Die Dekarbonisierung beschreibt den Prozess zur Reduzierung der CO2-Emissionen. Sie besteht grundsätzlich aus drei Komponenten: Reduktion, Substitution und Kompensation. Sinnvoll ist es, diese auch in dieser Reihenfolge anzugehen.
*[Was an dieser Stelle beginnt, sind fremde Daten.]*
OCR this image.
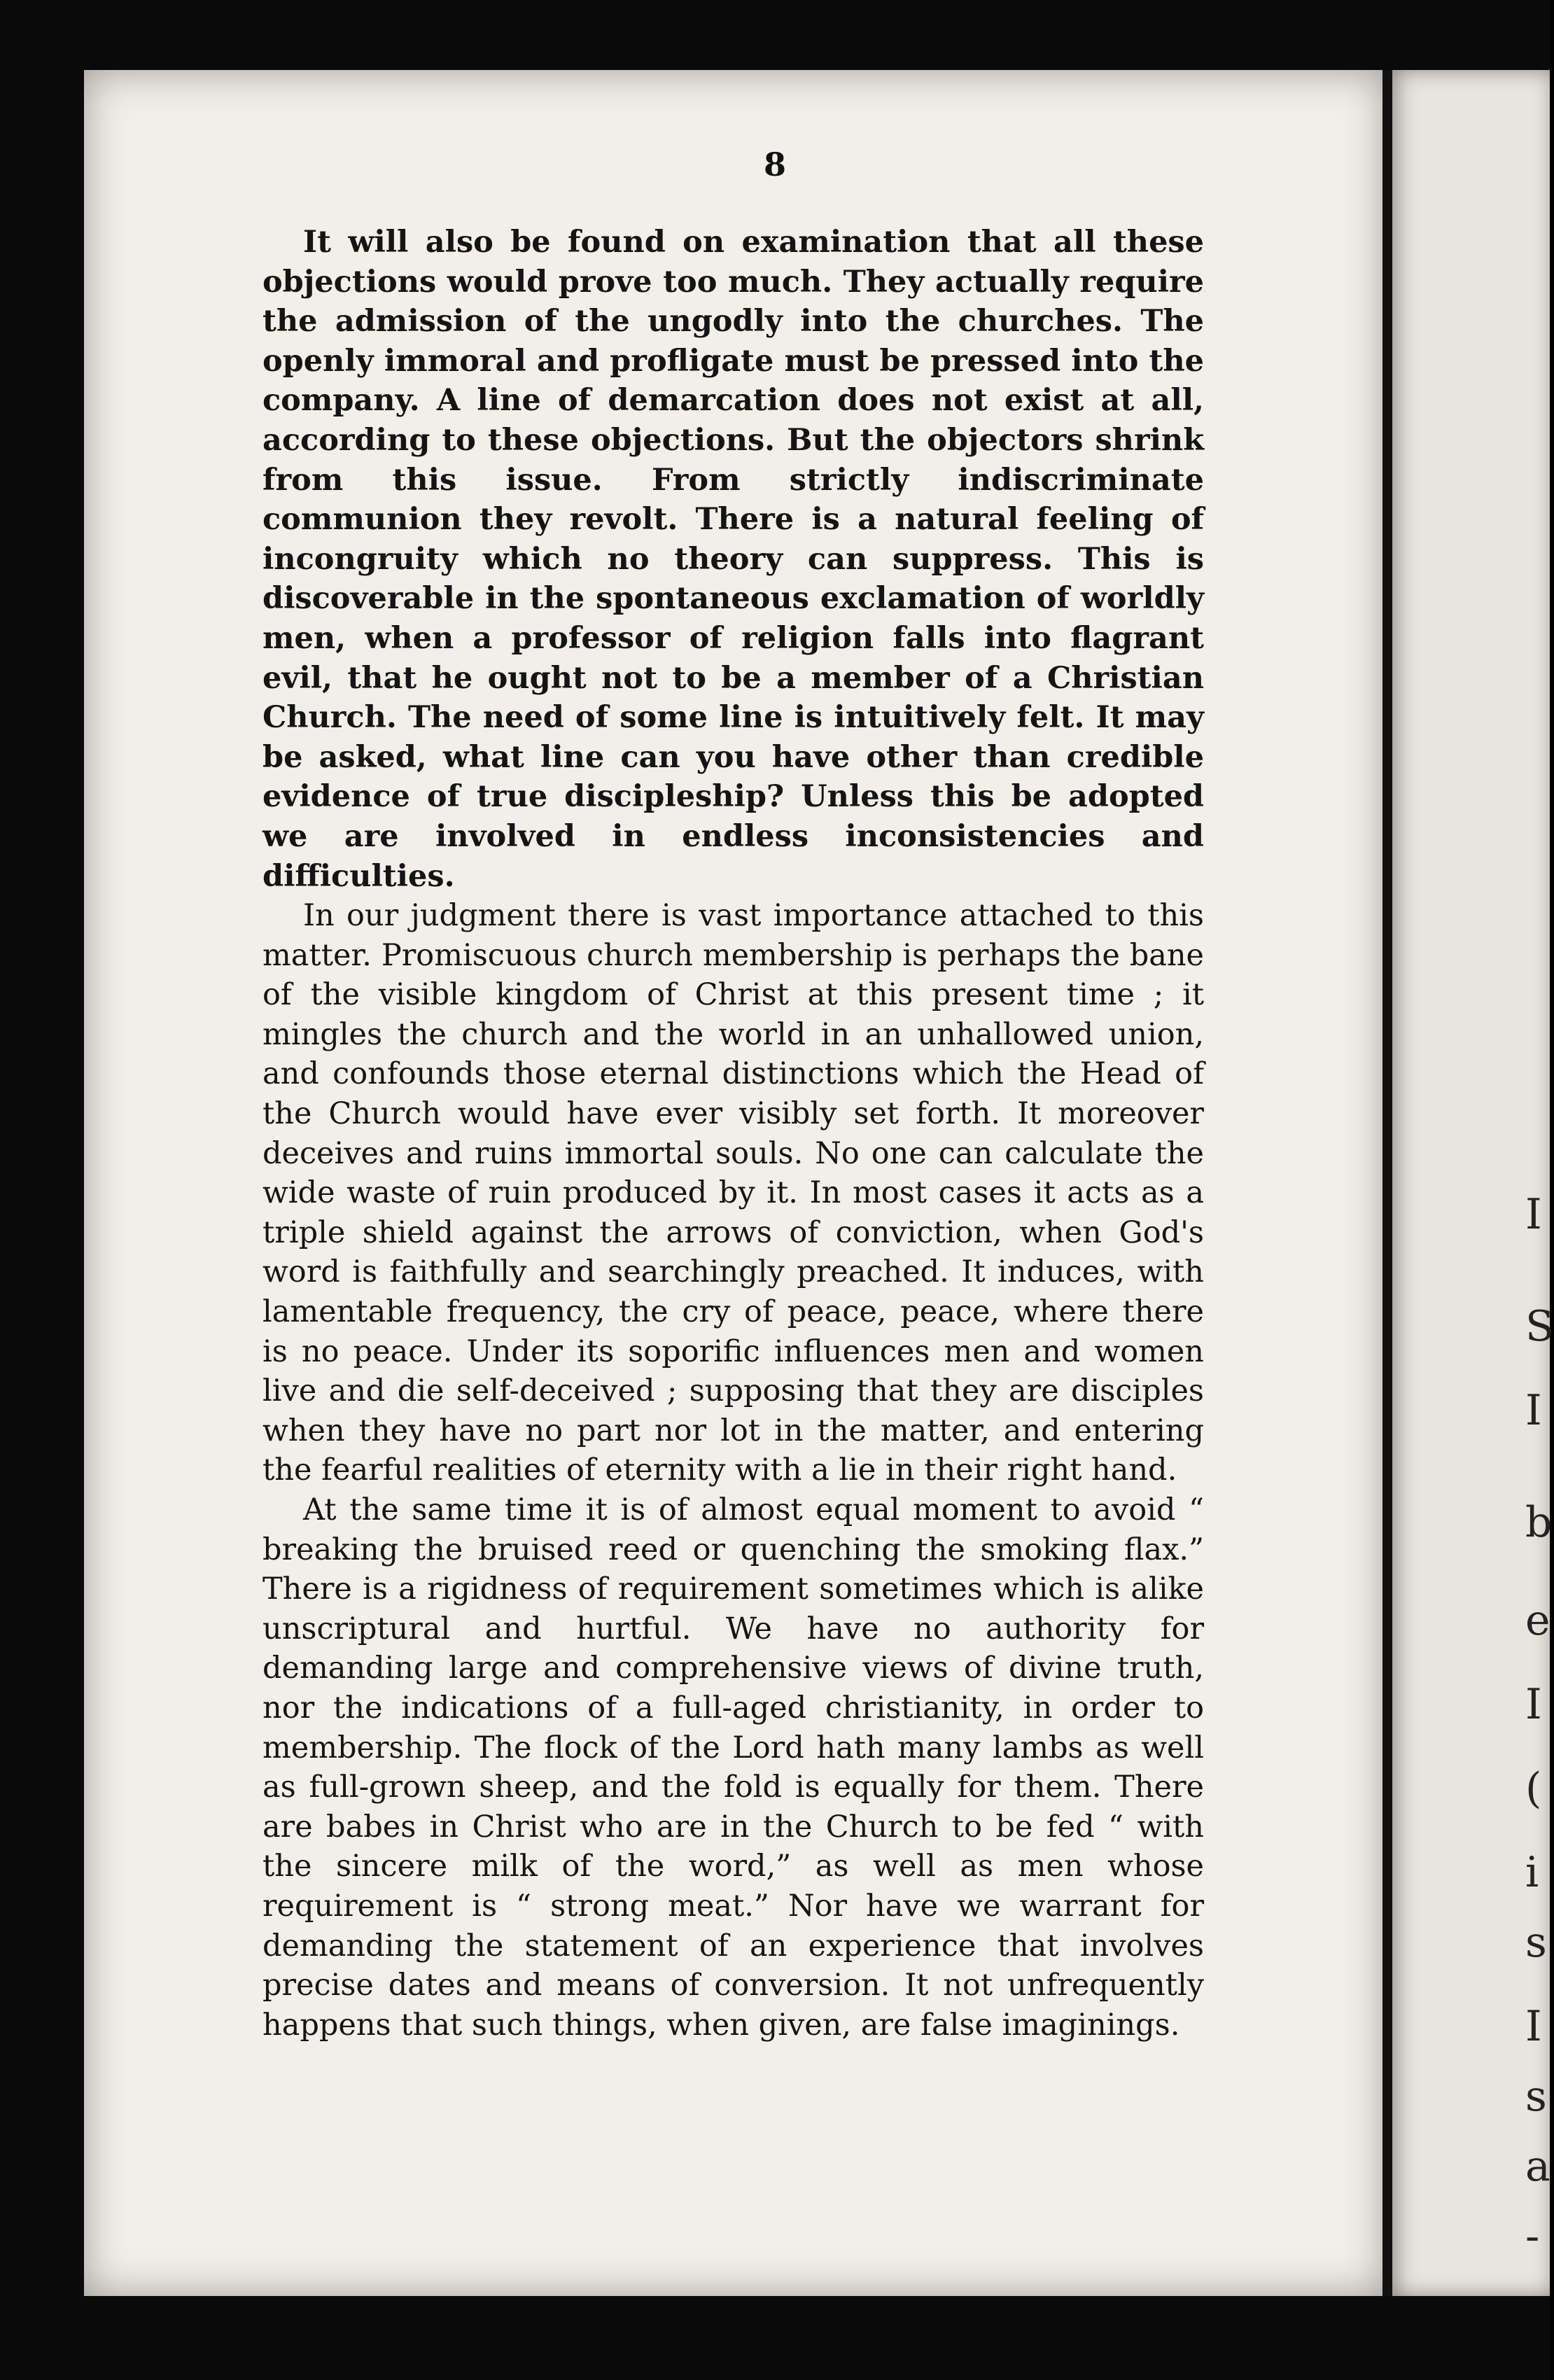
I
S
I
b
e
I
(
i
s
I
s
a
-
8

It will also be found on examination that all these objections would prove too much. They actually require the admission of the ungodly into the churches. The openly immoral and profligate must be pressed into the company. A line of demarcation does not exist at all, according to these objections. But the objectors shrink from this issue. From strictly indiscriminate communion they revolt. There is a natural feeling of incongruity which no theory can suppress. This is discoverable in the spontaneous exclamation of worldly men, when a professor of religion falls into flagrant evil, that he ought not to be a member of a Christian Church. The need of some line is intuitively felt. It may be asked, what line can you have other than credible evidence of true discipleship? Unless this be adopted we are involved in endless inconsistencies and difficulties.

In our judgment there is vast importance attached to this matter. Promiscuous church membership is perhaps the bane of the visible kingdom of Christ at this present time ; it mingles the church and the world in an unhallowed union, and confounds those eternal distinctions which the Head of the Church would have ever visibly set forth. It moreover deceives and ruins immortal souls. No one can calculate the wide waste of ruin produced by it. In most cases it acts as a triple shield against the arrows of conviction, when God's word is faithfully and searchingly preached. It induces, with lamentable frequency, the cry of peace, peace, where there is no peace. Under its soporific influences men and women live and die self-deceived ; supposing that they are disciples when they have no part nor lot in the matter, and entering the fearful realities of eternity with a lie in their right hand.

At the same time it is of almost equal moment to avoid “ breaking the bruised reed or quenching the smoking flax.” There is a rigidness of requirement sometimes which is alike unscriptural and hurtful. We have no authority for demanding large and comprehensive views of divine truth, nor the indications of a full-aged christianity, in order to membership. The flock of the Lord hath many lambs as well as full-grown sheep, and the fold is equally for them. There are babes in Christ who are in the Church to be fed “ with the sincere milk of the word,” as well as men whose requirement is “ strong meat.” Nor have we warrant for demanding the statement of an experience that involves precise dates and means of conversion. It not unfrequently happens that such things, when given, are false imaginings.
Für die Reduktion braucht es in erster Linie Daten zu Energieflüssen und -verbräuchen im Unternehmen sowie eine CO2-Bilanz. Denn das schafft die nötige Transparenz, um Ansatzpunkte für Effizienzmaßnahmen sichtbar zu machen. Gleichzeitig legen Unternehmen damit die Basis, auf der sie konkrete Klimaschutzziele definieren und einen Plan entwickeln können, um diese Ziele zu erreichen.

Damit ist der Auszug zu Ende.